4. The apparatus of claim 1, 2, or 3, wherein the mesh has pore diameters in the range of 0.5 to 5 μm.

5. The apparatus of claim 1, 2, or 3, wherein the mesh is detachable relative to the actuators.

6. The apparatus of claim 5, wherein the mesh comprises a plastic material.

7. The apparatus of any of the previous claims, wherein the side of the mesh opposite the aerosol generating side is associated with a reservoir for a fluid.

8. The apparatus of claim 7, wherein the mesh defines a portion of the reservoir.

9. The apparatus of claim 8, wherein the mesh and the reservoir are provided as a unit, the reservoir being pre-filled with a drug formulation.

10. A method of controlling aerosol generation, the method comprising the steps of: a) placing a porous membrane between a first and a second piezo actuator, the membrane defining a general plane, and the piezo actuator being adapted to vibrate generally longitudinally relative to the general plane, b) placing a liquid on one side of the membrane, and c) controlling longitudinal vibration of the first actuator independently of longitudinal vibration of the second actuator in a manner that causes the membrane to flex and thereby generate an aerosol.

11. The method of claim 10, wherein the first and second actuators vibrate out of phase in a manner that minimizes backfire.

12. The method of claim 10, wherein the first and second actuators are vibrated in phase when there are large amounts of liquid to be aerosolized but vibrate out of phase as the liquid supply decreases.

13. A method of creating an aerosol comprising the steps of: a) independently driving a first piezo actuator that vibrates longitudinally corresponding to a general plane, b) independently driving a second piezo actuator that vibrates longitudinally in the general plane, c) independently adjusting the frequency of at least one of the first piezo actuator and the second piezo actuator such that when driven the first and second piezo actuators cause a mesh in a general plane located there between to vibrate, thereby creating an aerosol with reduced backfire.

14. The method of claim 13, wherein the first and second actuators are vibrated in phase for a first period of time and vibrate out of phase for a second period of time.

15. The apparatus of claim 7, wherein the mesh further comprises tapered pores with the large portion of the tapered pore is on the side associated with a reservoir of fluid.

16. The method of claim 10, wherein the side of the mesh opposite the aerosol generating side is associated with a reservoir for a fluid.

17. The method of claim 16, wherein the mesh defines a portion of the reservoir.

18. The method of claim 17, wherein the mesh and the reservoir are provided as a unit, the reservoir being pre-filled with a drug formulation.

19. The method of claim 13, wherein the side of the mesh opposite the aerosol generating side is associated with a reservoir for a fluid.

20. The method of claim 19, wherein the mesh defines a portion of the reservoir.

21. The method of claim 20, wherein the mesh and the reservoir are provided as a unit, the reservoir being pre-filled with a drug formulation.

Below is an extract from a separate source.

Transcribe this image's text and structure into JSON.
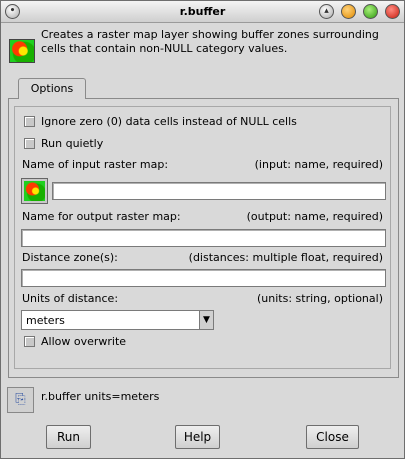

22. An apparatus for generating an inhalable aerosol comprising: a mesh containing pores and having an aerosol generating side, the mesh defining a general plane, at least one first piezo actuator associated with the mesh and that vibrates generally longitudinally relative to the general plane, at least one second piezo actuator associated with the mesh and that vibrates generally longitudinally relative to the general plane, a controller connected to the at least one first and second piezo actuators programmed to drive the first and second actuators in phase during initial aerosol generation for a first period of time, and wherein the program causes the controller to create a phase shift as aerosol generation progresses for a second period of time; wherein the mesh is located between the at least one first and second piezo actuators and deflects convexly with respect to the aerosol generating side; and wherein the controller is configured to independently control each actuator such that during use the program is configured to reduce backfire by independently adjusting the frequency of at least one of the first and second piezo actuators.